Every day for more than eight months, Syrian refugee Hassan Al Kontar has watched dozens of planes take off from Malaysia’s international airport without being able to board a flight himself. Al Kontar, 37, fled forced conscription in his war-torn homeland only to wind up stranded in the transit zone of a Kuala Lumpur terminal, unable to enter Malaysia, and rebuffed when he tried reaching Ecuador, then Cambodia. Finally, earlier this week, Al Kontar secured a one-way ticket to Canada, where he has been granted asylum.
“Tomorrow I will be reaching my final destination: Vancouver, Canada,” he said in a video posted to Twitter Monday during a layover in Taiwan. “It was a hard, long journey. The last 10 months it was very hard and cold,” he added.
Al Kontar’s plight began in the United Arab Emirates (UAE), where he says his embassy would not renew his passport because of his refusal to fight in the unfolding Syrian civil war. After eventually obtaining a new passport, he traveled to Malaysia in October 2017, but it wasn’t long before his tourist visa expired. Blacklisted for overstaying, and unable to find safe harbor elsewhere, Al Kontar remained stuck, interminably, in the Malaysian airport.
The absurdities of his predicament caught the world’s attention when he started posting videos online. Al Kontar’s vignettes captured the psychological toll of a prolonged limbo all too common amongst asylum seekers, against the backdrop of a fluorescent-lit arrivals hall familiar to international travelers. For months, the former law school student lived off food donated by airline staff, showered in bathroom sinks and tried to stave off depression amid endless days of waiting.

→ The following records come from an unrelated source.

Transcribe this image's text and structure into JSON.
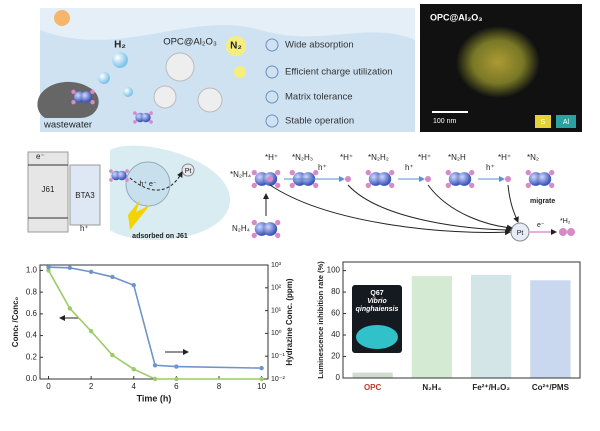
{
  "top": {
    "h2": "H₂",
    "catalyst": "OPC@Al₂O₃",
    "n2": "N₂",
    "source": "wastewater",
    "features": [
      "Wide absorption",
      "Efficient charge utilization",
      "Matrix tolerance",
      "Stable operation"
    ]
  },
  "micrograph": {
    "title": "OPC@Al₂O₃",
    "scale_bar": "100 nm",
    "legend": [
      "S",
      "Al"
    ]
  },
  "mechanism": {
    "electron": "e⁻",
    "donor": "J61",
    "acceptor": "BTA3",
    "hole": "h⁺",
    "pair": "h⁺ e⁻",
    "cocatalyst": "Pt",
    "adsorption": "adsorbed on J61",
    "reactant": "N₂H₄",
    "adsorbed": "*N₂H₄",
    "steps": [
      {
        "proton": "*H⁺",
        "species": "*N₂H₃"
      },
      {
        "proton": "*H⁺",
        "species": "*N₂H₂"
      },
      {
        "proton": "*H⁺",
        "species": "*N₂H"
      },
      {
        "proton": "*H⁺",
        "species": "*N₂"
      }
    ],
    "step_label": "h⁺",
    "migrate": "migrate",
    "pt": "Pt",
    "transfer": "e⁻",
    "product": "*H₂"
  },
  "chart_data": [
    {
      "type": "line",
      "x_label": "Time (h)",
      "y_label": "Concₜ /Conc₀",
      "y2_label": "Hydrazine Conc. (ppm)",
      "x": [
        0,
        1,
        2,
        3,
        4,
        5,
        6,
        10
      ],
      "series": [
        {
          "color": "#9ccc65",
          "values": [
            1.0,
            0.65,
            0.44,
            0.22,
            0.09,
            0.0,
            0.0,
            0.0
          ]
        },
        {
          "color": "#6f94c9",
          "axis": "y2",
          "values": [
            800,
            750,
            500,
            300,
            130,
            0.04,
            0.035,
            0.03
          ]
        }
      ],
      "xlim": [
        -0.4,
        10.3
      ],
      "xticks": [
        0,
        2,
        4,
        6,
        8,
        10
      ],
      "ylim": [
        0,
        1.05
      ],
      "yticks": [
        {
          "value": 0,
          "label": "0.0"
        },
        0.2,
        0.4,
        0.6,
        0.8,
        {
          "value": 1,
          "label": "1.0"
        }
      ],
      "y2lim": [
        0.01,
        1000
      ],
      "y2_log": true,
      "y2ticks": [
        {
          "value": 0.01,
          "label": "10⁻²"
        },
        {
          "value": 0.1,
          "label": "10⁻¹"
        },
        {
          "value": 1,
          "label": "10⁰"
        },
        {
          "value": 10,
          "label": "10¹"
        },
        {
          "value": 100,
          "label": "10²"
        },
        {
          "value": 1000,
          "label": "10³"
        }
      ]
    },
    {
      "type": "bar",
      "y_label": "Luminescence inhibition rate (%)",
      "inset_text": [
        "Q67",
        "Vibrio",
        "qinghaiensis"
      ],
      "categories": [
        "OPC",
        "N₂H₄",
        "Fe²⁺/H₂O₂",
        "Co²⁺/PMS"
      ],
      "values": [
        5,
        95,
        96,
        91
      ],
      "colors": [
        "#cfdccf",
        "#d5ead3",
        "#d3e5e6",
        "#c9d7ef"
      ],
      "label_colors": [
        "#c0392b",
        "#222",
        "#222",
        "#222"
      ],
      "ylim": [
        0,
        108
      ],
      "yticks": [
        0,
        20,
        40,
        60,
        80,
        100
      ]
    }
  ]
}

As the world’s number of asylum seekers continues to grow annually — 3.1 million as of last year, according to the U.N. — Al Kontar’s mini-documentaries emphasized the harsh realities and unsympathetic officialdom that await those driven from their homes. Left with almost no options, Al Kontar vacillated between applying to join a NASA mission to Mars one week, and railing at the U.N. refugee agency for not doing more to help him the next.
Yet for Al Kontar, the story has a happy ending. In Canada, his video diaries spurred action. Laurie Cooper, a media relations consultant in Whistler, gathered a group of supporters to petition the immigration minister to grant Al Kontar entry. Together, they also crowdfunded more than $13,600 to sponsor his resettlement, according to the Guardian. But suddenly in October, Malaysian authorities arrested Al Kontar, seemingly with plans to deport him to Syria. The group sponsoring his asylum, his lawyer and his family all lost touch.
Behind the scenes, Canadian officials reportedly continued pressing for Al Kontar to be resettled, and soon.
“I’m very grateful that Canadian officials, when Hassan was truly in peril, worked very, very hard to expedite the process,” Cooper told the Guardian. She added that when she finally gets to greet Al Kontar in person when he at last clears the final arrivals hall in Vancouver, she will tell him, “We did it!”